HydrogenAudio

Hydrogenaudio Forum => Scientific Discussion => Topic started by: fooball on 2024-04-05 08:23:28

Title: Pitch Shifting in the Encoded Domain
Post by: fooball on 2024-04-05 08:23:28
This is a question for those who (unlike me) understand the nuts and bolts of compression algorithms.

I have an interest in high quality real-time tempo shifting (which requires pitch shifting to restore the pitch after resampling).  I presume one way of pitch shifting involves FFT into the frequency domain, shifting the frequency components, and then FFT back into the time domain.

What I am curious about is whether any compression formats save the payload as frequency components, and could therefore perform the pitch shifting directly, in the compressed data prior to decoding for playback.  Eg wavelets.

Title: Re: Pitch Shifting in the Encoded Domain
Post by: DVDdoug on 2024-04-06 19:44:23
I believe MOST lossy compression works in the frequency domain.   So it should be possible. 

But existing editors like Mp3DirectCut that work without de-compressing/re-compressing don't go that "deep" into processing.   i.e. They  don't do equalization or mixing, etc.
Title: Re: Pitch Shifting in the Encoded Domain
Post by: saratoga on 2024-04-06 20:54:45
have an interest in high quality real-time tempo shifting (which requires pitch shifting to restore the pitch after resampling).  I presume one way of pitch shifting involves FFT into the frequency domain, shifting the frequency components, and then FFT back into the time domain.

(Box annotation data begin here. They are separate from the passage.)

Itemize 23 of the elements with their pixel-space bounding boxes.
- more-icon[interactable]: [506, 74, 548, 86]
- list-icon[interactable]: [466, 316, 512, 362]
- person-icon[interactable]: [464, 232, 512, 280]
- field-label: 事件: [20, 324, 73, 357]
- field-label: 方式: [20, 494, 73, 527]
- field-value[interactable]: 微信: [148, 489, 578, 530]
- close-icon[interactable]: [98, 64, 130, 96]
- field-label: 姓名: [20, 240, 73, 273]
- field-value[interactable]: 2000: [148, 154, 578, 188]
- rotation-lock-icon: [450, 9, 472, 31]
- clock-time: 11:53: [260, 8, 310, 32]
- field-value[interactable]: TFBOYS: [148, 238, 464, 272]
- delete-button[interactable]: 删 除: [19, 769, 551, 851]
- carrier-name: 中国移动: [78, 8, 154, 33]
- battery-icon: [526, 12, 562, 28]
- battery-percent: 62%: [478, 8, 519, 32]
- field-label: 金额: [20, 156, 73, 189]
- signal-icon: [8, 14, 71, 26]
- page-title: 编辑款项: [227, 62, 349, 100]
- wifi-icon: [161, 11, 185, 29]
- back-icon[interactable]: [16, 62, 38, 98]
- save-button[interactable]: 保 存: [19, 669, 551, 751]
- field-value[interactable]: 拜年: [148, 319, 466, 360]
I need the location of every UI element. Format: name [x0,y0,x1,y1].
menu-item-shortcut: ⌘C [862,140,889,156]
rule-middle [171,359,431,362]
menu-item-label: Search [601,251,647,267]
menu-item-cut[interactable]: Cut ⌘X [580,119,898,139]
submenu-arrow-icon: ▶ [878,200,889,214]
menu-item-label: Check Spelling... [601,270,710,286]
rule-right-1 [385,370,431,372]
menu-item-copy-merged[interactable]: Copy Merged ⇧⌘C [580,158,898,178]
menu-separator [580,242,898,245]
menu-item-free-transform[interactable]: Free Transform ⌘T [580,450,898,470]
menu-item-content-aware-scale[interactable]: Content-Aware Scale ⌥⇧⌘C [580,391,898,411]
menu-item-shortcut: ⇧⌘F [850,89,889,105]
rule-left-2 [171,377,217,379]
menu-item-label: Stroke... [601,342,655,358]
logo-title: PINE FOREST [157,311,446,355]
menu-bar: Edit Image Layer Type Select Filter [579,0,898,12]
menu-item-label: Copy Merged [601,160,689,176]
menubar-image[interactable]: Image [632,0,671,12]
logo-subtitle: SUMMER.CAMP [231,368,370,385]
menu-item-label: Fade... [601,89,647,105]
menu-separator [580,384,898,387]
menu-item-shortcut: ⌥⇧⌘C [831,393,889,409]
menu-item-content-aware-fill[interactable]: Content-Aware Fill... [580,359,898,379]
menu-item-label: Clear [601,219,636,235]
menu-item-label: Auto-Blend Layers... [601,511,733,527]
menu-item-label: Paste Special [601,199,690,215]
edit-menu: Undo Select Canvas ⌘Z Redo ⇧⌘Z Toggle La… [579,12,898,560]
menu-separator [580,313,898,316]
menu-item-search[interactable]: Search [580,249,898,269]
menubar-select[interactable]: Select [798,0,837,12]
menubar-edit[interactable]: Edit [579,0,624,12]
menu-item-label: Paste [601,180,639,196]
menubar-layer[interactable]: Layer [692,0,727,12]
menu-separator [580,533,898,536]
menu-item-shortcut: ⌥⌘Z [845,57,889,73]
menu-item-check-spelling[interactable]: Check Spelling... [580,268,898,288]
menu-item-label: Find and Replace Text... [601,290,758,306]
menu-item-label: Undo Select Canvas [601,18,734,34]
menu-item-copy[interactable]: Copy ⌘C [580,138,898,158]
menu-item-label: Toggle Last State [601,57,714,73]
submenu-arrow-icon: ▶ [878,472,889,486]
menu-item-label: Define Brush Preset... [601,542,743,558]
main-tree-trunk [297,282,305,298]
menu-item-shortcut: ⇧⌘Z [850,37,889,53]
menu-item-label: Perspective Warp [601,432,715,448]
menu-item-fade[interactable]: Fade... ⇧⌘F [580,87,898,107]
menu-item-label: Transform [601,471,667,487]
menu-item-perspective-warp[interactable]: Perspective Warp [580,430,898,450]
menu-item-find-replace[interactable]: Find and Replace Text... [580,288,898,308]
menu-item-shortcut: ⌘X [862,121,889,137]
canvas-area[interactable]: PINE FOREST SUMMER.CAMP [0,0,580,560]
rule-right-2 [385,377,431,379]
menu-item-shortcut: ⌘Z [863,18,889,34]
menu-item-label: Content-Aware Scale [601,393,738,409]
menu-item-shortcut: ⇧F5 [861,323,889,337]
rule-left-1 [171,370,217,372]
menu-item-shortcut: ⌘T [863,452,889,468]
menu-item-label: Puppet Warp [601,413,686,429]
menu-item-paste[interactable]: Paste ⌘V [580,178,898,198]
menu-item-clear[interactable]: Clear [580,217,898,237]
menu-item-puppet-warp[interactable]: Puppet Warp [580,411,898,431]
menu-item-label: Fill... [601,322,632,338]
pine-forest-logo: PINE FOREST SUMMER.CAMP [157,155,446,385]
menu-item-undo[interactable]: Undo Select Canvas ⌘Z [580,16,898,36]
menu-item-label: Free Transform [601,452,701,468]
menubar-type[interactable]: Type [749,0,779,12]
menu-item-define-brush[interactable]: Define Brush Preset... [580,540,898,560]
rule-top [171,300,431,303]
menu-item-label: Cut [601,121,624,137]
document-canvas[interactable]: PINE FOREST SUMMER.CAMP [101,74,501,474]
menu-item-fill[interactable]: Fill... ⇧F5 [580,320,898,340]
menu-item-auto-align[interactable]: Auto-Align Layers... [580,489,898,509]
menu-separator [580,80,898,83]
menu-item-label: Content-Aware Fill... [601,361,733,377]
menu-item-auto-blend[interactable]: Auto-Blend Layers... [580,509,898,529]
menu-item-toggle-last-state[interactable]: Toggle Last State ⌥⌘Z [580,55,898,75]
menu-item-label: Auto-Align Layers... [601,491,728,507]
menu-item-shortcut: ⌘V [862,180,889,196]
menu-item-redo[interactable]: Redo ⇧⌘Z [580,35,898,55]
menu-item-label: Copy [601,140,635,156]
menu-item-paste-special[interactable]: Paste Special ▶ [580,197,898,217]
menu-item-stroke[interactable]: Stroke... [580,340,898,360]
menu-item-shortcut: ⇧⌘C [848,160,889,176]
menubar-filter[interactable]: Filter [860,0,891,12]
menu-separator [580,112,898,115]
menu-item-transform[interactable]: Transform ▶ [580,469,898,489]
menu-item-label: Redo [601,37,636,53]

There is a lot more to it.  Take a look at this tutorial:  https://www.guitarpitchshifter.com/algorithm.html

What I am curious about is whether any compression formats save the payload as frequency components, and could therefore perform the pitch shifting directly, in the compressed data prior to decoding for playback.  Eg wavelets.

Almost all lossy formats do, but that doesn't really help you with tempo adjustment.
Title: Re: Pitch Shifting in the Encoded Domain
Post by: fooball on 2024-04-06 23:16:31
Okay... I guess I knew that much already.

Is it true that the ear is only sensitive to frequency, not phase?

Supposing that to be true, then if a signal were represented as a series of overlapping wavelets (which themselves do not contain discontinuities), wouldn't transposing wavelets with equivalent wavelets but at a shifted frequency achieve the effect of pitch shifting?  That's my idea, anyway.